Kebebasan berpendapat, berdiskusi, ataupun berdialog, khususnya yang dilakukan oleh para mahasiswa seharusnya tidak menjadi masalah. Kegiatan tersebut seharusnya bisa berjalan dengan lancar. Hal ini dikarenakan semua elemen bebas berekspresi, bebas menyalurkan aspirasinya. Namun perlu diingat bahwa apa yang kita lakukan harus tetap berada di jalur yang tepat. Jangan sampai tindakan kita menjadi celah bagi oknum tak bertanggung jawab. Selain itu, bagi pihak yang menjadi topik utama dalam diskusi, alangkah lebih bijak jika menyikapinya dengan arif. Sebab segala sesuatu bisa mencapai mufakat bila semua pihak dapat menurunkan ego masing-masing. Selain itu, diharapkan agar kasus ancaman tersebut dapat diusut tuntas oleh pihak kepolisian agar tidak menjadi celah konfrontasi ataupun menimbulkan trauma ketakutan berdialog di masa mendatang.

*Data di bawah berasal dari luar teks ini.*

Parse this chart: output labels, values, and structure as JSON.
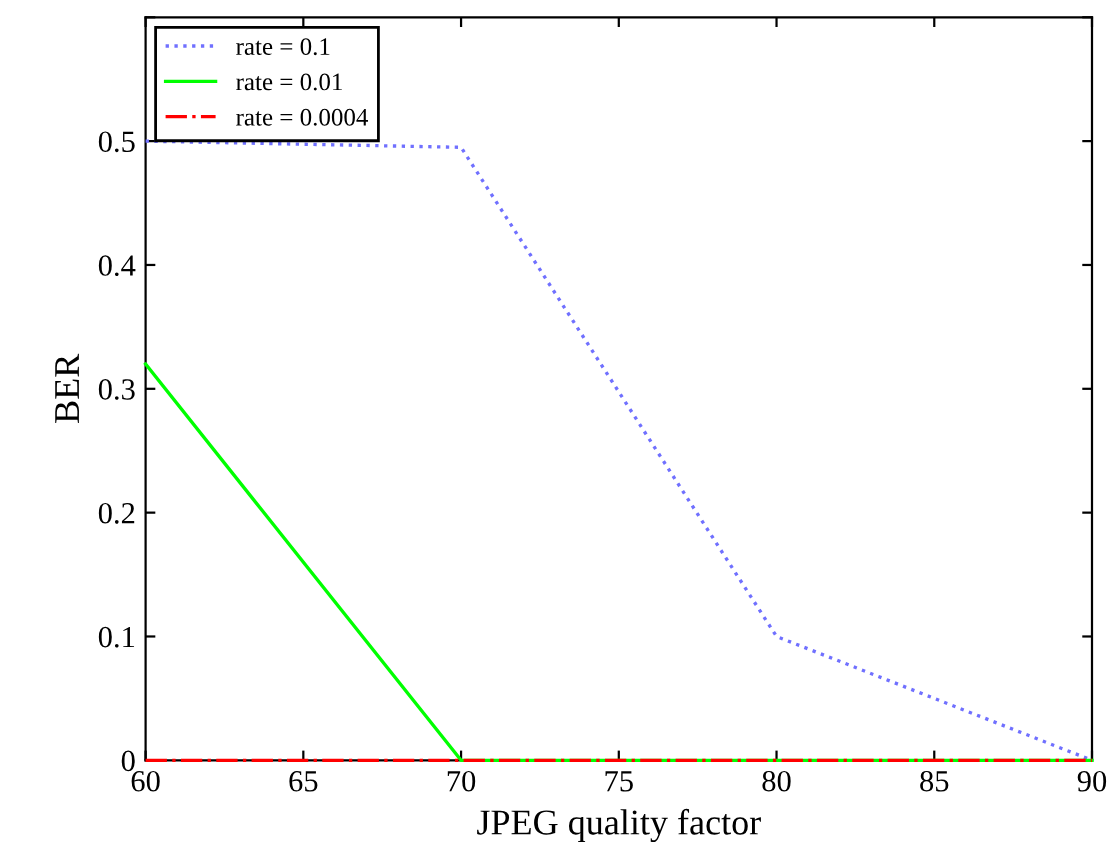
{
  "chart_data": {
    "type": "line",
    "xlabel": "JPEG quality factor",
    "ylabel": "BER",
    "x": [
      60,
      70,
      80,
      90
    ],
    "series": [
      {
        "name": "rate = 0.1",
        "color": "#7070ff",
        "values": [
          0.5,
          0.495,
          0.1,
          0
        ],
        "line_style": "dotted"
      },
      {
        "name": "rate = 0.01",
        "color": "#00ff00",
        "values": [
          0.32,
          0,
          0,
          0
        ],
        "line_style": "solid"
      },
      {
        "name": "rate = 0.0004",
        "color": "#ff0000",
        "values": [
          0,
          0,
          0,
          0
        ],
        "line_style": "dashdot"
      }
    ],
    "xlim": [
      60,
      90
    ],
    "ylim": [
      0,
      0.6
    ],
    "xticks": [
      60,
      65,
      70,
      75,
      80,
      85,
      90
    ],
    "yticks": [
      0,
      0.1,
      0.2,
      0.3,
      0.4,
      0.5,
      {
        "value": 0.6,
        "label": null
      }
    ],
    "grid": false,
    "legend": "top left",
    "marker": "none"
  }
}
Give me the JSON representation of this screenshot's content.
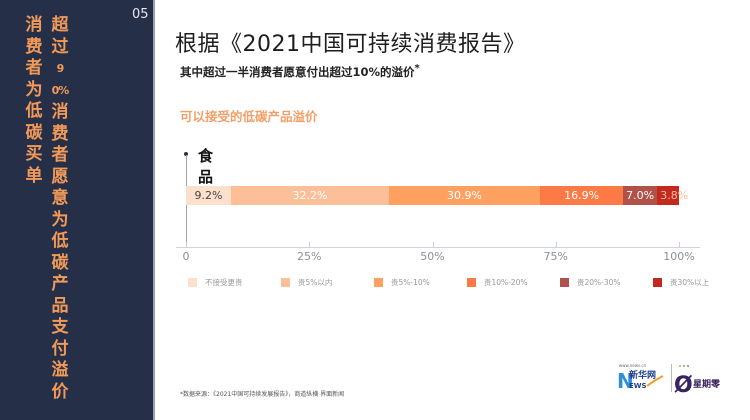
{
  "sidebar": {
    "page_number": "05",
    "headline_col1": "消费者为低碳买单",
    "headline_col2_top": "超过",
    "headline_col2_num": "90%",
    "headline_col2_rest": "消费者愿意为低碳产品支付溢价"
  },
  "header": {
    "title": "根据《2021中国可持续消费报告》",
    "subtitle": "其中超过一半消费者愿意付出超过10%的溢价",
    "subtitle_mark": "*"
  },
  "section_title": "可以接受的低碳产品溢价",
  "chart_data": {
    "type": "bar",
    "orientation": "horizontal-stacked-100",
    "title": "可以接受的低碳产品溢价",
    "categories": [
      "食品"
    ],
    "series": [
      {
        "name": "不接受更贵",
        "values": [
          9.2
        ],
        "label": "9.2%",
        "color": "#fde0cc"
      },
      {
        "name": "贵5%以内",
        "values": [
          32.2
        ],
        "label": "32.2%",
        "color": "#fdbf98"
      },
      {
        "name": "贵5%-10%",
        "values": [
          30.9
        ],
        "label": "30.9%",
        "color": "#fda060"
      },
      {
        "name": "贵10%-20%",
        "values": [
          16.9
        ],
        "label": "16.9%",
        "color": "#fb7a45"
      },
      {
        "name": "贵20%-30%",
        "values": [
          7.0
        ],
        "label": "7.0%",
        "color": "#b0524a"
      },
      {
        "name": "贵30%以上",
        "values": [
          3.8
        ],
        "label": "3.8%",
        "color": "#c4291f"
      }
    ],
    "x_ticks": [
      "0",
      "25%",
      "50%",
      "75%",
      "100%"
    ],
    "xlim": [
      0,
      100
    ],
    "legend_position": "bottom",
    "grid": false
  },
  "footer": {
    "source": "*数据来源：《2021中国可持续发展报告》，商道纵横 界面新闻"
  },
  "logos": {
    "xinhua_url_text": "www.news.cn",
    "xinhua_name": "新华网",
    "xinhua_news": "NEWS",
    "partner_name": "星期零"
  }
}
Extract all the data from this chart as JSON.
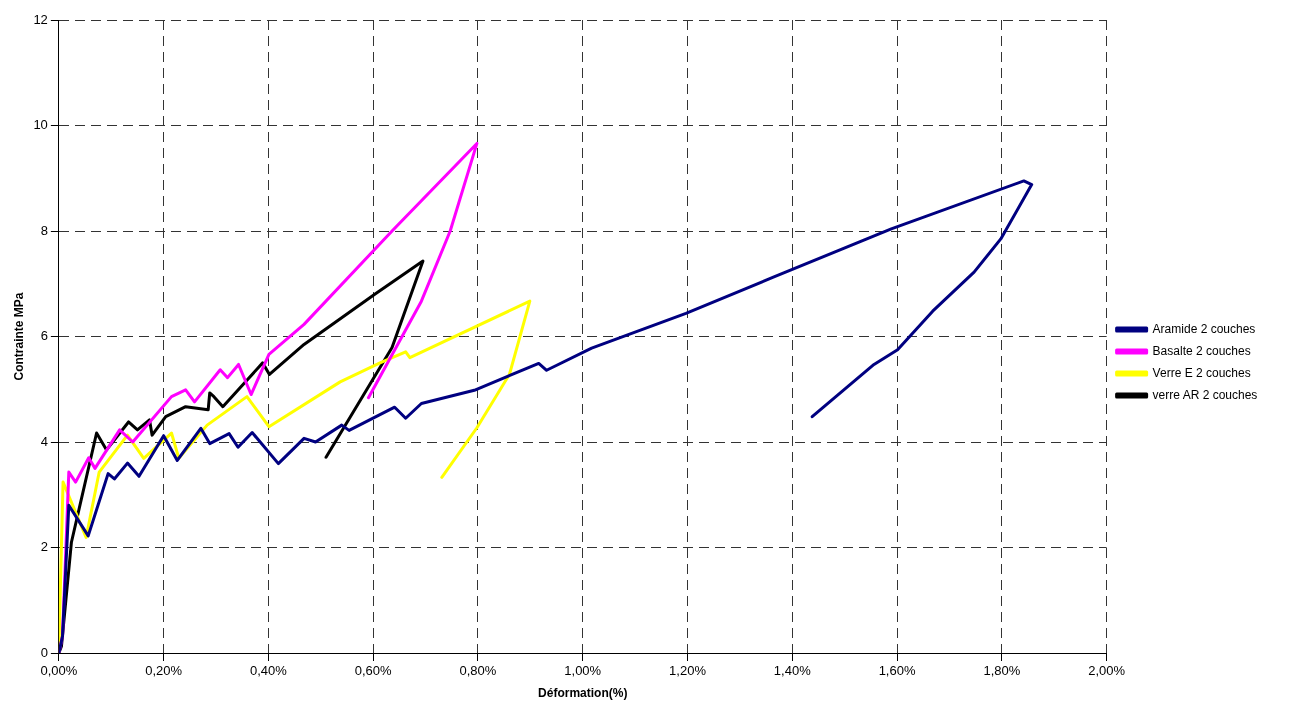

Terlepas dari masalah “Kasus Diskusi Fakultas Hukum UGM”, saat ini Indonesia tengah berjuang melawan pandemi virus corona atau COVID-19. Akibat pandemi ini, semua elemen dan sektor kehidupan terkena imbasnya. Salah satu sektor yang terkena imbasnya yakni sektor pendidikan. Pandemi telah membuat pelajar hingga tenaga pendidik “dirumahkan” yang kemudian sistem pembelajaran diubah menjadi sistem daring. Banyak kegiatan pendidikan yang diganti menjadi daring. Banyak kegiatan mahasiswa yang terganggu seperti perkuliahan, penelitian, Kuliah Kerja Nyata (KKN), magang, konsultasi skripsi, bahkan wisuda menjadi terhambat. 

Sejak awal pandemi hingga saat ini, kebijakan perubahan sistem pendidikan menjadi sistem daring telah banyak menuai pro kontra di kalangan pelajar khususnya mahasiswa. Bagi pendukung sistem ini, mereka menilai bahwa sistem ini sebagai salah satu cara untuk meminimalisir penyebaran virus corona. Mereka beralasan bahwa cara ini dianggap dapat mengurangi kemungkinan orang untuk berkumpul di satu wilayah dalam jumlah banyak. Bagi mereka yang kontra, mereka beralasan bahwa mahasiswa mengalami banyak kerugian. Beberapa contoh kerugian tersebut adalah tagihan paket kuota internet yang membengkak, jangkauan sinyal internet yang kurang merata, beban tugas mata kuliah yang semakin menumpuk, janji subsidi pihak kampus kepada mahasiswa yang tidak terpenuhi seluruhnya, tuntutan bebas UKT (Uang Kuliah Tunggal) untuk semester berikutnya, hingga bantuan logistik bagi mahasiswa yang tidak dapat pulang ke kampung halaman.

Tuntutan yang digaungkan mahasiswa bukan tanpa alasan. Faktor ekonomi akibat pandemi dinilai sebagai latar belakang merebaknya aksi tuntutan mahasiswa kepada pihak rektorat. Beberapa kendala umum yang dialami mahasiswa adalah tagihan internet yang membengkak, koneksi jaringan internet yang tidak merata hingga ke pelosok, dan lain sebagainya. Tuntutan mahasiswa tentunya tdak lepas dari masalah UKT. Mulai dari tuntutan keringanan hingga pengembalian atau pembebasan UKT, pemberian pulsa atau kuota, hingga bantuan sembako bagi mahasiswa yang tidak dapat pulang ke kampung halamannya. Semua pemohonan tersebut tentu harus dikaji secara lebih mendalam agar tidak ada pihak yang dirugikan. Untungnya, masih banyak kampus yang memberikan berbagai bantuan dan kebijakan yang cukup meringankan beban mahasiswa, walaupun hal tersebut tidak dapat menutup segala kendala dan kerugian yang dihadapi mahasiswa itu sendiri.